Questo lavoro presenta un’analisi empirica del ruolo delle imposte nelle scelte di finanziamento delle imprese, concentrandosi in particolare sulla riforma DIT-IRAP nel biennio 1997-98. L’analisi si fonda sui dati relativi a un campione di imprese italiane tratto dalla Centrale dei Bilanci.

La riforma del 1997-98 si poneva l’obiettivo esplicito di incentivare la patrimonializzazione delle imprese. Il sistema di imposizione precedente prevedeva un rilevante vantaggio fiscale per il debito, a discapito del capitale proprio: gli interessi passivi erano esenti dall’imposizione a livello di impresa, mentre la remunerazione del capitale proprio era tassata con aliquote elevate. La riforma ha ridotto il prelievo sulla remunerazione del capitale proprio (con l’introduzione della DIT e la sostituzione dell’Ilor con l’IRAP) e, allo stesso tempo, ha introdotto una nuova forma di tassazione degli interessi passivi a livello di impresa attraverso l’IRAP.

Il vantaggio fiscale relativo del debito, misurato con l’indice di Miller, si è ridotto per effetto della riforma di circa il 50 per cento.

La riforma DIT-IRAP fornisce un esperimento naturale per studiare gli effetti delle norme fiscali sulle scelte di finanziamento delle imprese, un argomento sul quale la letteratura economica, teorica ed empirica, non è concorde. Osservando il comportamento di un campione di imprese italiane per gli anni dal 1993 al 1998, emerge che le riduzioni più rilevanti dell’indebitamento sono state realizzate in connessione con due importanti eventi di natura fiscale: l’incentivo temporaneo agli investimenti del 1995 e la riforma della tassazione delle imprese del 1997-98.

Le imprese che si sono avvalse della DIT si caratterizzano per una maggiore redditività e produttività rispetto alle imprese che non l’hanno sfruttata.

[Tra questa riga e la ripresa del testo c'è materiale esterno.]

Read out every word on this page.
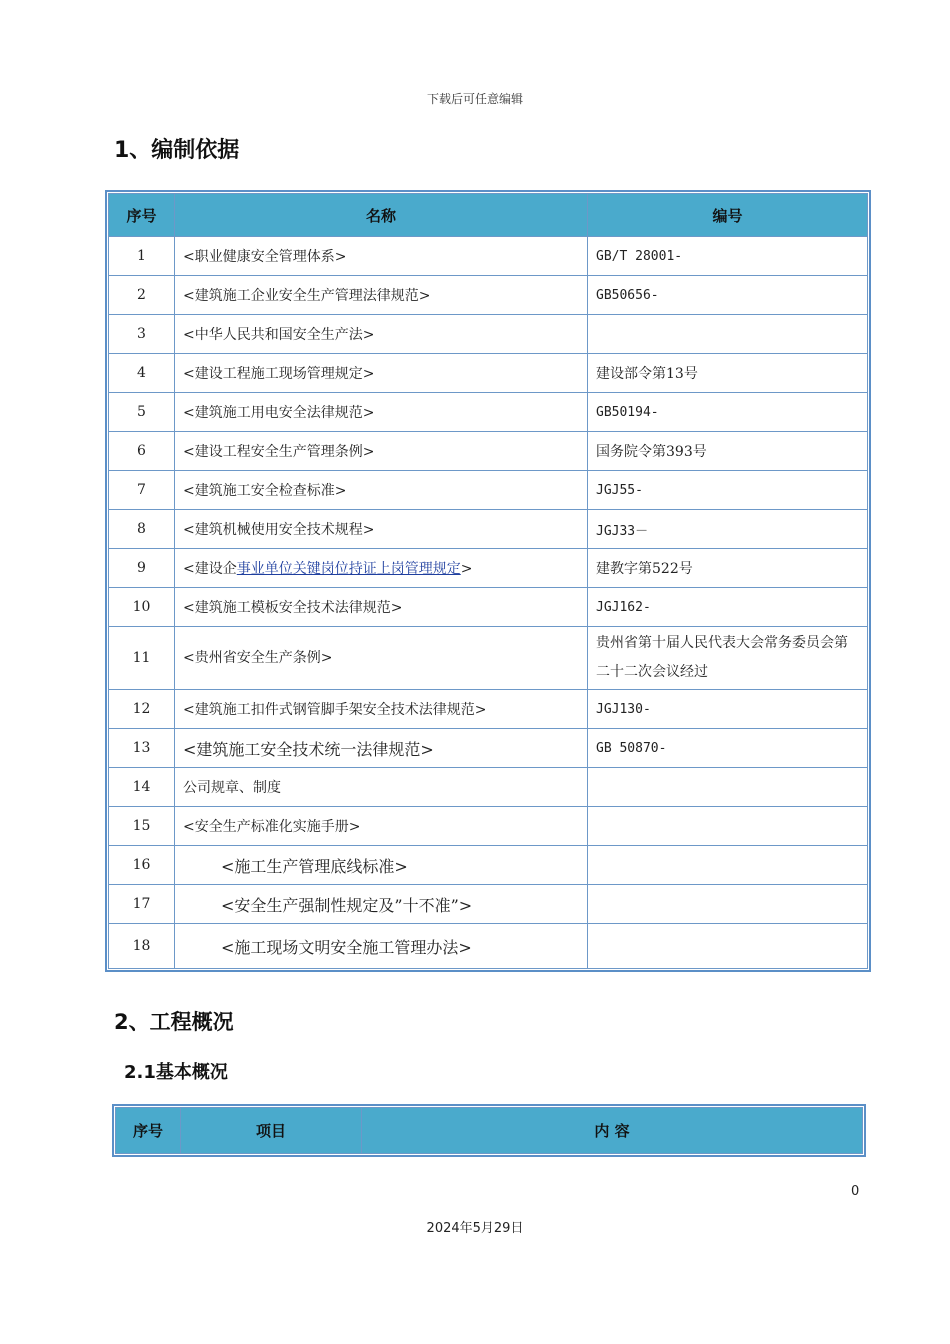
下载后可任意编辑
1、编制依据
序号	名称	编号
1	<职业健康安全管理体系>	GB/T 28001-
2	<建筑施工企业安全生产管理法律规范>	GB50656-
3	<中华人民共和国安全生产法>	
4	<建设工程施工现场管理规定>	建设部令第13号
5	<建筑施工用电安全法律规范>	GB50194-
6	<建设工程安全生产管理条例>	国务院令第393号
7	<建筑施工安全检查标准>	JGJ55-
8	<建筑机械使用安全技术规程>	JGJ33－
9	<建设企事业单位关键岗位持证上岗管理规定>	建教字第522号
10	<建筑施工模板安全技术法律规范>	JGJ162-
11	<贵州省安全生产条例>	贵州省第十届人民代表大会常务委员会第二十二次会议经过
12	<建筑施工扣件式钢管脚手架安全技术法律规范>	JGJ130-
13	<建筑施工安全技术统一法律规范>	GB 50870-
14	公司规章、制度	
15	<安全生产标准化实施手册>	
16	<施工生产管理底线标准>	
17	<安全生产强制性规定及”十不准”>	
18	<施工现场文明安全施工管理办法>	
2、工程概况
2.1基本概况
序号	项目	内 容
0
2024年5月29日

Esse dispongono in media di maggiori margini di liquidità da poter utilizzare per aumentare le riserve e mostrano, inoltre, un livello medio di investimenti più elevato, che segnala maggiori prospettive di crescita. La DIT è stata usata per ridurre il costo del finanziamento dei nuovi investimenti, dopo il venire meno del credito d’imposta temporaneo nel 1995. Le imprese che non hanno fruito della DIT hanno invece ridotto in media il loro livello di investimenti dopo averlo aumentato nel 1995 per effetto dell’incentivo temporaneo di quell’anno.

Ciò sembra suggerire che l’incentivo fiscale offerto dalla DIT abbia indotto le imprese ad aumentare il capitale proprio (con il ricorso sia all’incremento delle riserve, sia all’emissione di nuove azioni); in particolare quelle che necessitavano di maggiori fondi per effettuare nuovi investimenti.

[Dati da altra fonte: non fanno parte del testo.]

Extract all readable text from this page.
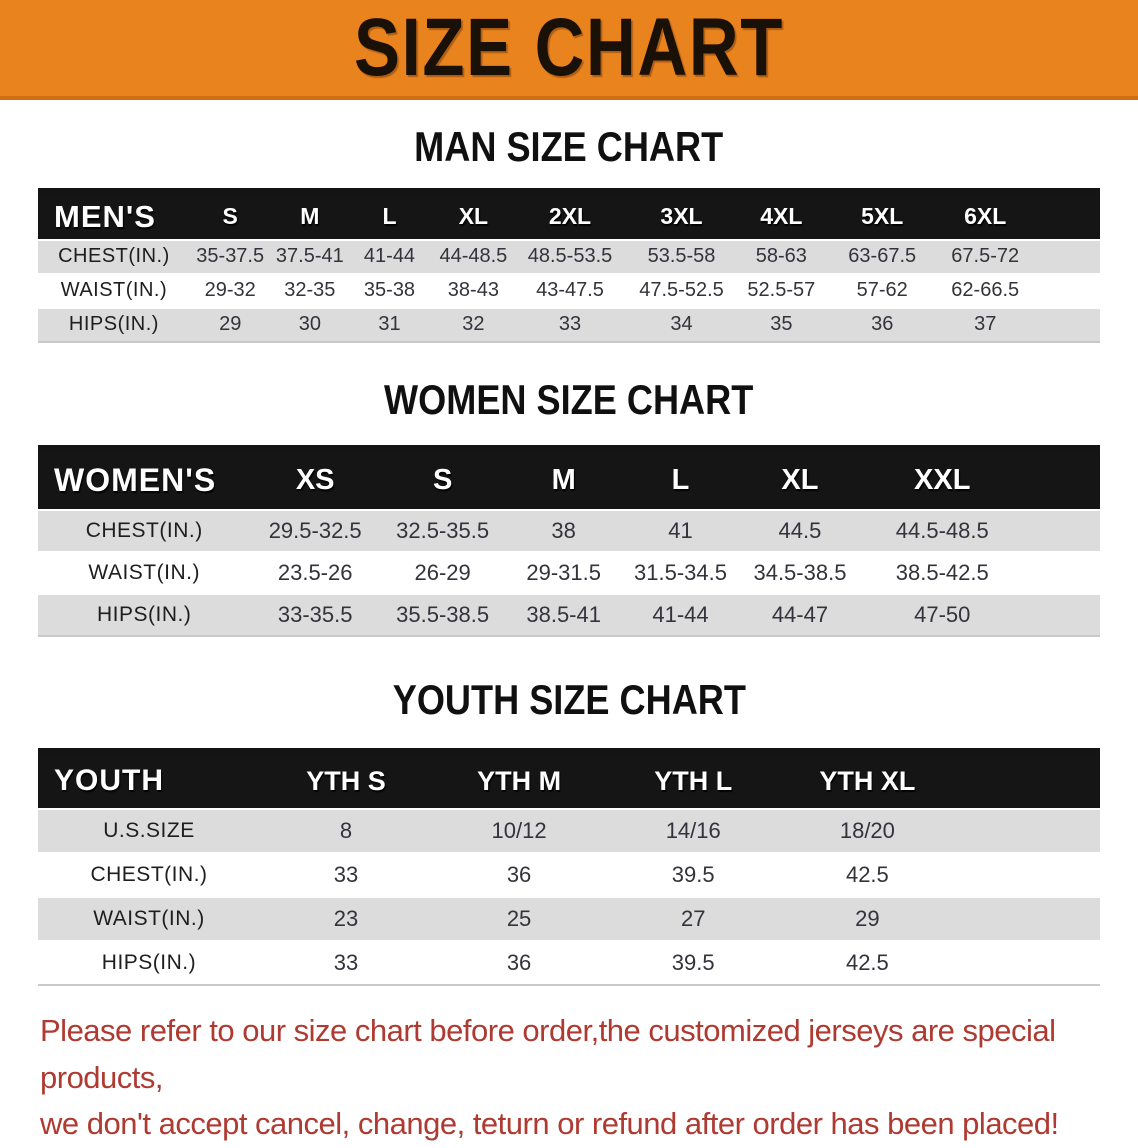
SIZE CHART
MAN SIZE CHART
MEN'S	S	M	L	XL	2XL	3XL	4XL	5XL	6XL	
CHEST(IN.)	35-37.5	37.5-41	41-44	44-48.5	48.5-53.5	53.5-58	58-63	63-67.5	67.5-72	
WAIST(IN.)	29-32	32-35	35-38	38-43	43-47.5	47.5-52.5	52.5-57	57-62	62-66.5	
HIPS(IN.)	29	30	31	32	33	34	35	36	37	
WOMEN SIZE CHART
WOMEN'S	XS	S	M	L	XL	XXL	
CHEST(IN.)	29.5-32.5	32.5-35.5	38	41	44.5	44.5-48.5	
WAIST(IN.)	23.5-26	26-29	29-31.5	31.5-34.5	34.5-38.5	38.5-42.5	
HIPS(IN.)	33-35.5	35.5-38.5	38.5-41	41-44	44-47	47-50	
YOUTH SIZE CHART
YOUTH	YTH S	YTH M	YTH L	YTH XL	
U.S.SIZE	8	10/12	14/16	18/20	
CHEST(IN.)	33	36	39.5	42.5	
WAIST(IN.)	23	25	27	29	
HIPS(IN.)	33	36	39.5	42.5	

Please refer to our size chart before order,the customized jerseys are special products,

we don't accept cancel, change, teturn or refund after order has been placed!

Gli effetti della riforma rilevati nei primi due anni della sua applicazione appaiono coerenti con l’obiettivo di incentivare la patrimonializzazione delle imprese. Va tuttavia rilevato che due anni rappresentano probabilmente un periodo troppo breve per il pieno esplicarsi degli effetti su scelte che hanno un respiro di medio-lungo periodo.